- Dulia
- Coordinates: 2°57′42″N 24°08′28″E﻿ / ﻿2.961599°N 24.141013°E
- Country: Democratic Republic of the Congo
- Province: Bas-Uélé
- Territory: Aketi Territory
- Chiefdom: Avuru Gatanga
- Elevation: 407 m (1,335 ft)

= Dulia, Democratic Republic of the Congo =

Dulia is a village in the Bas-Uélé province of the Democratic Republic of the Congo.
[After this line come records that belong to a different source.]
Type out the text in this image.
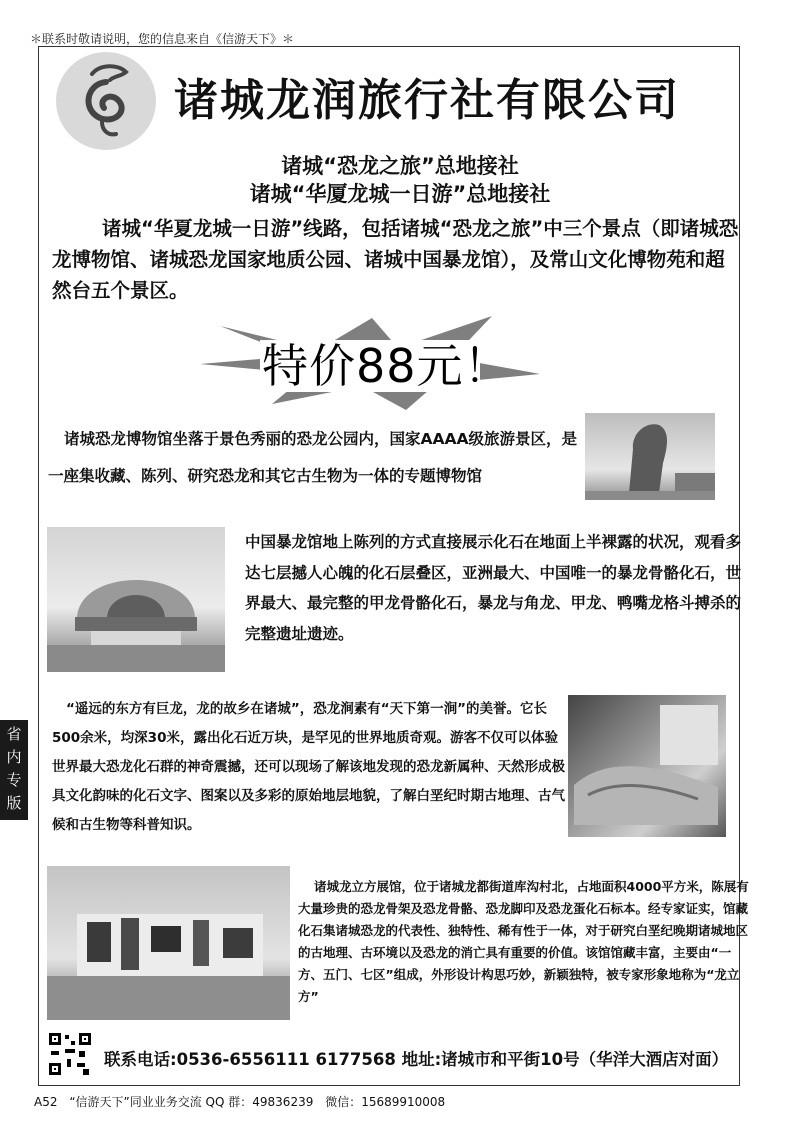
＊联系时敬请说明，您的信息来自《信游天下》＊
诸城龙润旅行社有限公司
诸城“恐龙之旅”总地接社
诸城“华厦龙城一日游”总地接社
诸城“华夏龙城一日游”线路，包括诸城“恐龙之旅”中三个景点（即诸城恐龙博物馆、诸城恐龙国家地质公园、诸城中国暴龙馆），及常山文化博物苑和超然台五个景区。
特价88元！
诸城恐龙博物馆坐落于景色秀丽的恐龙公园内，国家AAAA级旅游景区，是一座集收藏、陈列、研究恐龙和其它古生物为一体的专题博物馆
中国暴龙馆地上陈列的方式直接展示化石在地面上半裸露的状况，观看多达七层撼人心魄的化石层叠区，亚洲最大、中国唯一的暴龙骨骼化石，世界最大、最完整的甲龙骨骼化石，暴龙与角龙、甲龙、鸭嘴龙格斗搏杀的完整遗址遗迹。
“遥远的东方有巨龙，龙的故乡在诸城”，恐龙涧素有“天下第一涧”的美誉。它长500余米，均深30米，露出化石近万块，是罕见的世界地质奇观。游客不仅可以体验世界最大恐龙化石群的神奇震撼，还可以现场了解该地发现的恐龙新属种、天然形成极具文化韵味的化石文字、图案以及多彩的原始地层地貌，了解白垩纪时期古地理、古气候和古生物等科普知识。
诸城龙立方展馆，位于诸城龙都街道库沟村北，占地面积4000平方米，陈展有大量珍贵的恐龙骨架及恐龙骨骼、恐龙脚印及恐龙蛋化石标本。经专家证实，馆藏化石集诸城恐龙的代表性、独特性、稀有性于一体，对于研究白垩纪晚期诸城地区的古地理、古环境以及恐龙的消亡具有重要的价值。该馆馆藏丰富，主要由“一方、五门、七区”组成，外形设计构思巧妙，新颖独特，被专家形象地称为“龙立方”
联系电话:0536-6556111 6177568 地址:诸城市和平街10号（华洋大酒店对面）
A52 “信游天下”同业业务交流 QQ 群：49836239 微信：15689910008
省内专版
It was a station on the defunct Vicicongo line, a railway.

==Location==

Dulia is in the Bas-Uélé province, Democratic Republic of the Congo, in the Avuru Gatanga chiefdom of Aketi Territory.
It is on the RN4 road between Buta to the east and Bondo to the northwest.
It is at the end of the RN6 road from Aketi to the southwest.
It is a few kilometers north of the Rubi River.
The village is at an elevation of about 407 m.

==Facilities==

Gold and diamond deposits have been reported in Dulia.
It has a large diamond quarry.

Dulia has a health center, and is in the Aketi health zone.

The main axis of the Vicicongo line built by the Société des Chemins de Fer Vicinaux du Congo ran east from ran from Aketi through Komba to Dulia, then through Kotili to Buta.